Removing 1 modular exponentiation

[James Muir]

Mike Perry wrote:
> Thus spake Watson Ladd (watsonbladd at gmail.com):
> 
>> Hello!
>> Tor currently uses RSA encrypted DH exchanges. This requires that the
>> server and client both make 3 exponentiations: Two for DH, One for RSA.
>> But we can reduce this significantly. I've already presented this
>> before, but now I think I can justify security. Sanity checks are assumed.
>>
>> Cryptographic Personae: Anonymous Alice and Ricky the Onion Router.
>> Protocol Paramaters: A group with a "generator" g that takes on m
>> values.
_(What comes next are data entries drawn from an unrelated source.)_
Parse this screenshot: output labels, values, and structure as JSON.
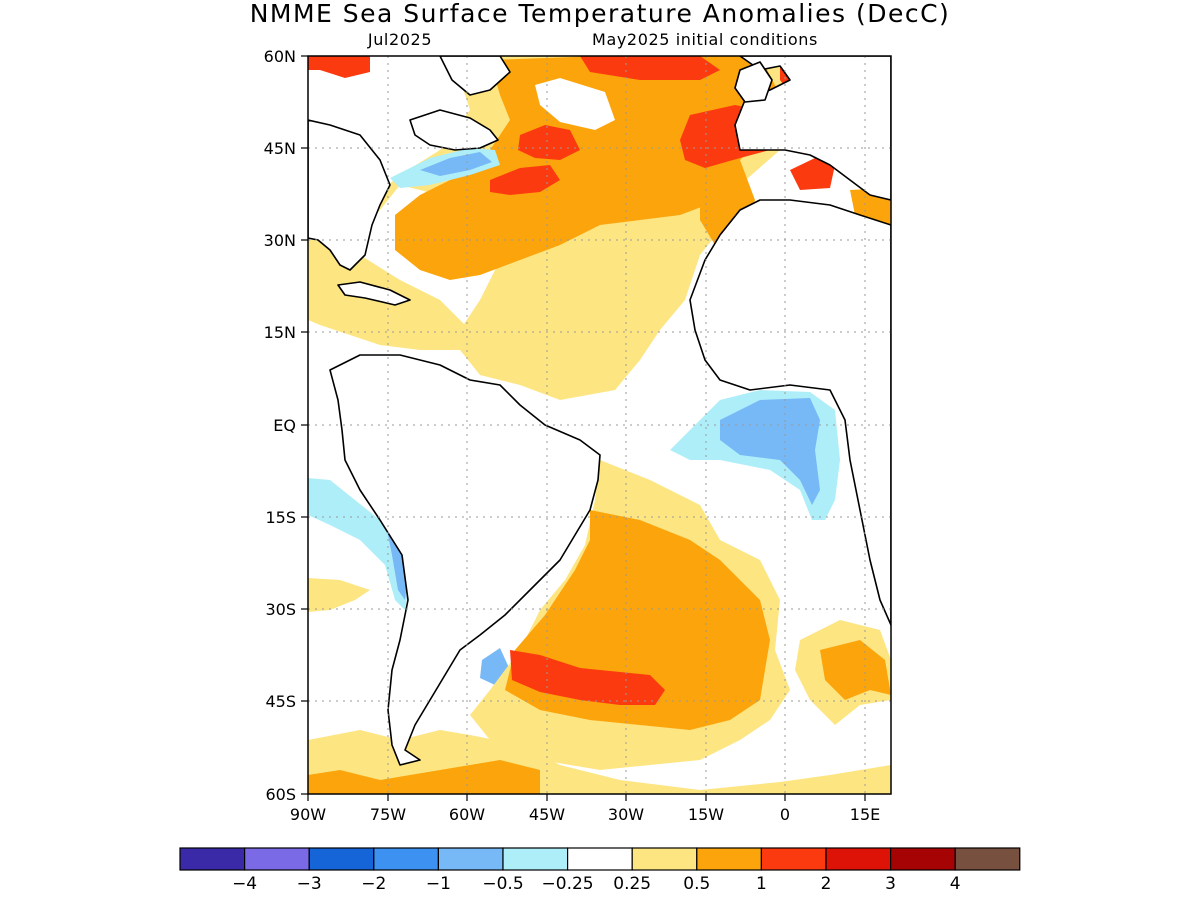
{
  "title": "NMME Sea Surface Temperature Anomalies (DecC)",
  "target_month": "Jul2025",
  "initial_conditions": "May2025 initial conditions",
  "lat_labels": [
    "60N",
    "45N",
    "30N",
    "15N",
    "EQ",
    "15S",
    "30S",
    "45S",
    "60S"
  ],
  "lon_labels": [
    "90W",
    "75W",
    "60W",
    "45W",
    "30W",
    "15W",
    "0",
    "15E"
  ],
  "map_extent": {
    "lon_min": -90,
    "lon_max": 20,
    "lat_min": -60,
    "lat_max": 60
  },
  "colorbar": {
    "colors": [
      "#3a2aa8",
      "#7a6ae6",
      "#1565d8",
      "#3d91f0",
      "#77b8f7",
      "#aeeef8",
      "#ffffff",
      "#fde582",
      "#fca40b",
      "#fc3a10",
      "#de1308",
      "#a60404",
      "#77503f"
    ],
    "labels": [
      "−4",
      "−3",
      "−2",
      "−1",
      "−0.5",
      "−0.25",
      "0.25",
      "0.5",
      "1",
      "2",
      "3",
      "4"
    ]
  },
  "colors": {
    "ocean_neutral": "#ffffff",
    "land": "#ffffff",
    "coastline": "#000000",
    "gridline": "#9a9a9a"
  }
}
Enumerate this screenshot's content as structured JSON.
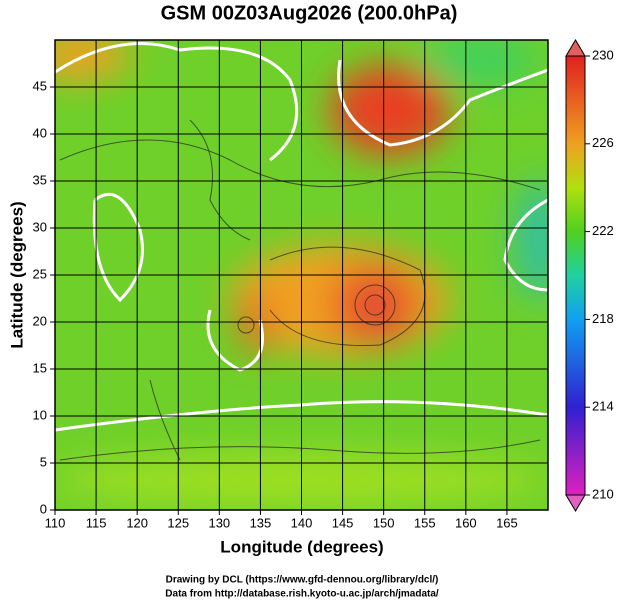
{
  "title": "GSM 00Z03Aug2026 (200.0hPa)",
  "x_axis": {
    "label": "Longitude (degrees)",
    "lim": [
      110,
      170
    ],
    "ticks": [
      110,
      115,
      120,
      125,
      130,
      135,
      140,
      145,
      150,
      155,
      160,
      165
    ]
  },
  "y_axis": {
    "label": "Latitude  (degrees)",
    "lim": [
      0,
      50
    ],
    "ticks": [
      0,
      5,
      10,
      15,
      20,
      25,
      30,
      35,
      40,
      45
    ]
  },
  "colorbar": {
    "lim": [
      210,
      230
    ],
    "ticks": [
      210,
      214,
      218,
      222,
      226,
      230
    ]
  },
  "credits": [
    "Drawing by DCL (https://www.gfd-dennou.org/library/dcl/)",
    "Data from http://database.rish.kyoto-u.ac.jp/arch/jmadata/"
  ]
}
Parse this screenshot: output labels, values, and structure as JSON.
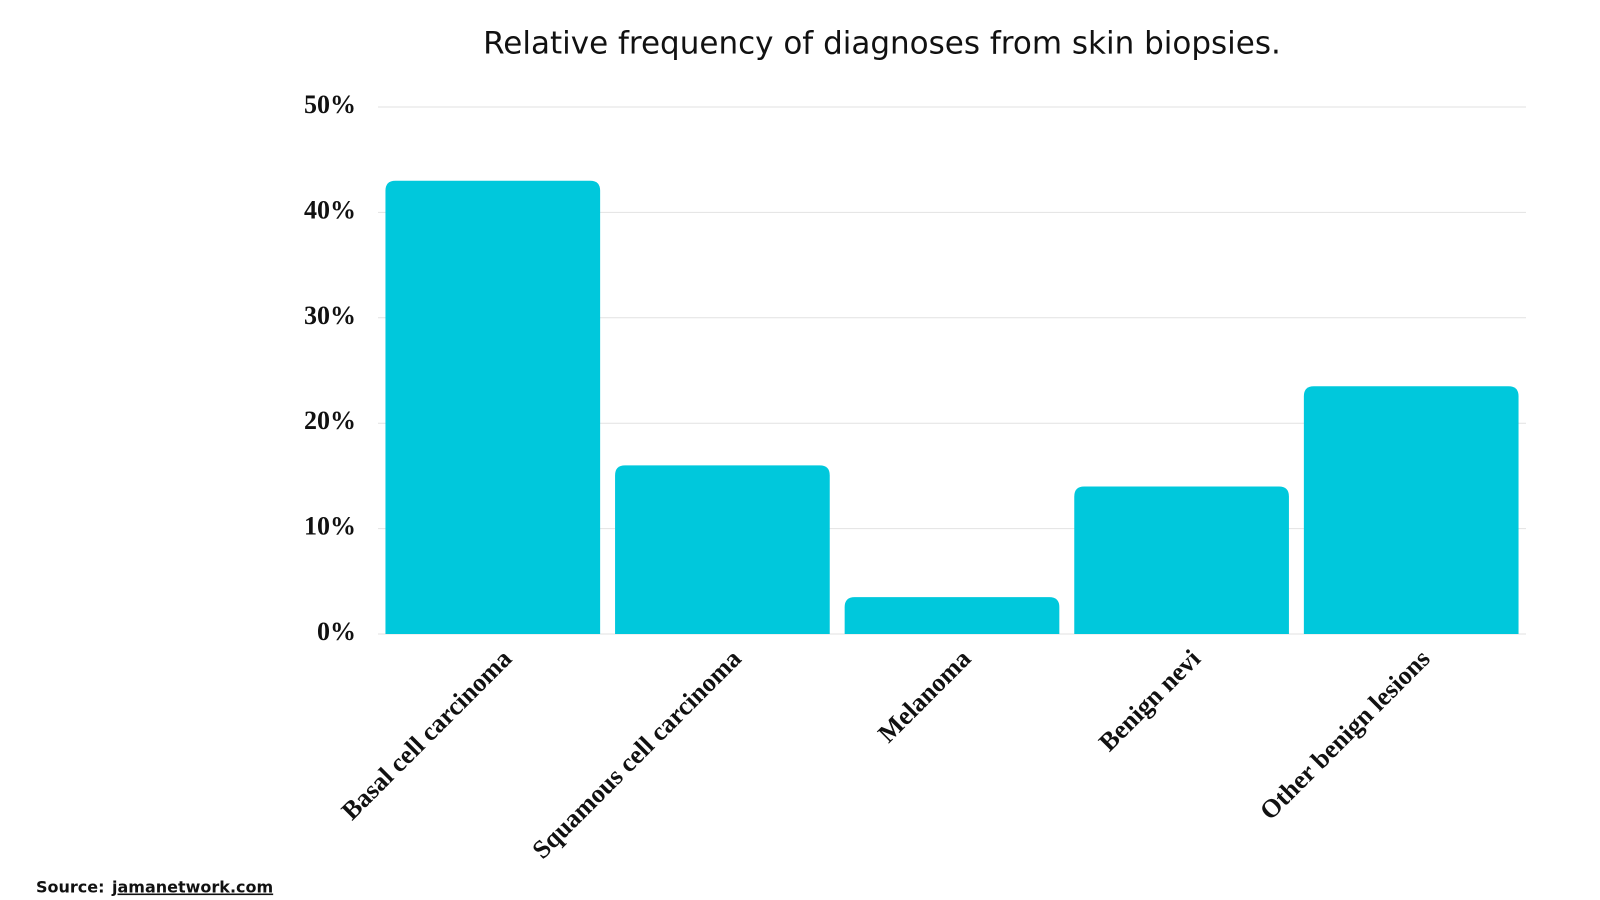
{
  "chart_data": {
    "type": "bar",
    "title": "Relative frequency of diagnoses from skin biopsies.",
    "categories": [
      "Basal cell carcinoma",
      "Squamous cell carcinoma",
      "Melanoma",
      "Benign nevi",
      "Other benign lesions"
    ],
    "values": [
      43,
      16,
      3.5,
      14,
      23.5
    ],
    "color": "#00c8dc",
    "ylim": [
      0,
      50
    ],
    "yticks": [
      {
        "value": 0,
        "label": "0%"
      },
      {
        "value": 10,
        "label": "10%"
      },
      {
        "value": 20,
        "label": "20%"
      },
      {
        "value": 30,
        "label": "30%"
      },
      {
        "value": 40,
        "label": "40%"
      },
      {
        "value": 50,
        "label": "50%"
      }
    ],
    "grid": true,
    "source_label": "Source:",
    "source": "jamanetwork.com"
  }
}
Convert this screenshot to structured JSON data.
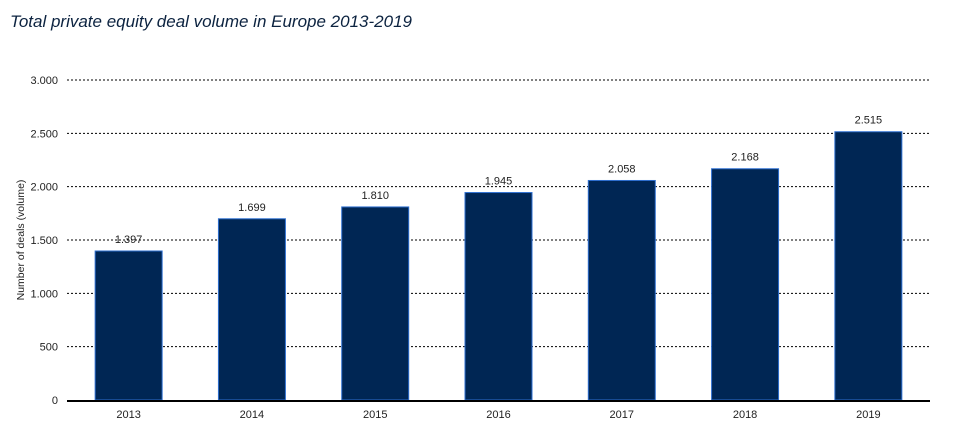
{
  "title": "Total private equity deal volume in Europe 2013-2019",
  "colors": {
    "bar_fill": "#002654",
    "bar_border": "#2e6fd0",
    "grid": "#000000"
  },
  "chart_data": {
    "type": "bar",
    "title": "Total private equity deal volume in Europe 2013-2019",
    "xlabel": "",
    "ylabel": "Number of deals (volume)",
    "categories": [
      "2013",
      "2014",
      "2015",
      "2016",
      "2017",
      "2018",
      "2019"
    ],
    "values": [
      1397,
      1699,
      1810,
      1945,
      2058,
      2168,
      2515
    ],
    "value_labels": [
      "1.397",
      "1.699",
      "1.810",
      "1.945",
      "2.058",
      "2.168",
      "2.515"
    ],
    "ylim": [
      0,
      3000
    ],
    "yticks": [
      0,
      500,
      1000,
      1500,
      2000,
      2500,
      3000
    ],
    "ytick_labels": [
      "0",
      "500",
      "1.000",
      "1.500",
      "2.000",
      "2.500",
      "3.000"
    ],
    "grid": true,
    "legend": "none"
  }
}
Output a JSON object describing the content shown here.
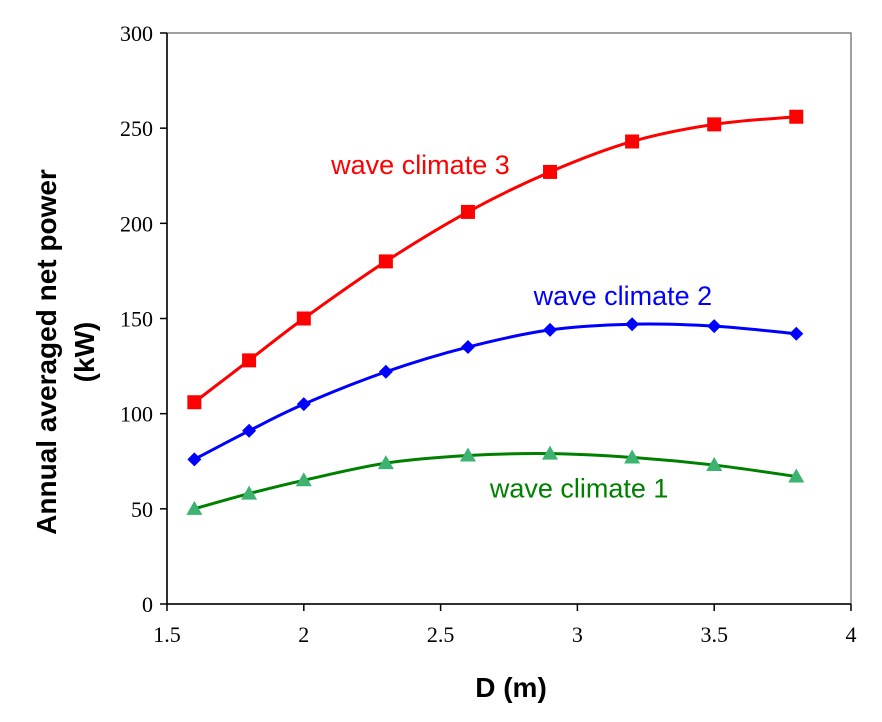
{
  "chart_data": {
    "type": "line",
    "xlabel": "D (m)",
    "ylabel_lines": [
      "Annual averaged net power",
      "(kW)"
    ],
    "xlim": [
      1.5,
      4
    ],
    "ylim": [
      0,
      300
    ],
    "xticks": [
      1.5,
      2,
      2.5,
      3,
      3.5,
      4
    ],
    "xtick_labels": [
      "1.5",
      "2",
      "2.5",
      "3",
      "3.5",
      "4"
    ],
    "yticks": [
      0,
      50,
      100,
      150,
      200,
      250,
      300
    ],
    "ytick_labels": [
      "0",
      "50",
      "100",
      "150",
      "200",
      "250",
      "300"
    ],
    "grid": false,
    "series": [
      {
        "name": "wave climate 3",
        "color": "#ff0000",
        "marker": "square",
        "x": [
          1.6,
          1.8,
          2.0,
          2.3,
          2.6,
          2.9,
          3.2,
          3.5,
          3.8
        ],
        "y": [
          106,
          128,
          150,
          180,
          206,
          227,
          243,
          252,
          256
        ],
        "label_pos": {
          "x": 2.1,
          "y": 226
        }
      },
      {
        "name": "wave climate 2",
        "color": "#0000ff",
        "marker": "diamond",
        "x": [
          1.6,
          1.8,
          2.0,
          2.3,
          2.6,
          2.9,
          3.2,
          3.5,
          3.8
        ],
        "y": [
          76,
          91,
          105,
          122,
          135,
          144,
          147,
          146,
          142
        ],
        "label_pos": {
          "x": 2.84,
          "y": 157
        }
      },
      {
        "name": "wave climate 1",
        "color": "#008000",
        "marker_color": "#3cb371",
        "marker": "triangle",
        "x": [
          1.6,
          1.8,
          2.0,
          2.3,
          2.6,
          2.9,
          3.2,
          3.5,
          3.8
        ],
        "y": [
          50,
          58,
          65,
          74,
          78,
          79,
          77,
          73,
          67
        ],
        "label_pos": {
          "x": 2.68,
          "y": 56
        }
      }
    ]
  }
}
DDH is hard in the group. I put generator in quotes because a
>> lot of the time it's not a mathematical generator. The group is written
>> multiplicatively.
>> Setup: Ricky picks a random positive integer k less then m. Let y be
>> Ricky's public key. Then y=g^k.
>> Protocol round 1: Alice picks a random positive integer a. Let f=y^a.
>> Alice sends f to Ricky.
>> Protocol round 2: Ricky picks a random positive integer b. Let h=g^b.
>> Key calculation: Ricky computes the key as f^(b/k) where
>> (g^(k))^(1/k)=g. Alice computes the key as h^a. Note that both Ricky and
>> Alice perform 2 group exponentiations.
> 
> Well, one immediate problem is that b/k has to be an integer.. So b=rk
> for some random r and b is thus not completely random.. To clarify the
> effects of this, you should rewrite your protocol as follows from
> Round 2 on:

that's not really a problem.  all computations are done in the group 
ZZ_p. 1/k really means the inverse of k modulo the order of g in ZZ_p. 
So b/k does not have to be an integer.

putting the security of the scheme aside, one question that comes to 
mind is how Alice (the OP) is going to get an authentic copy of Ricky's 
DH public key, y.  One way to do this is to include it in the router 
descriptors.  But then we have to ask if it's worth adding a new public 
key for each OR to the Tor PKI to just save one exponentiation during 
session key agreement.

-James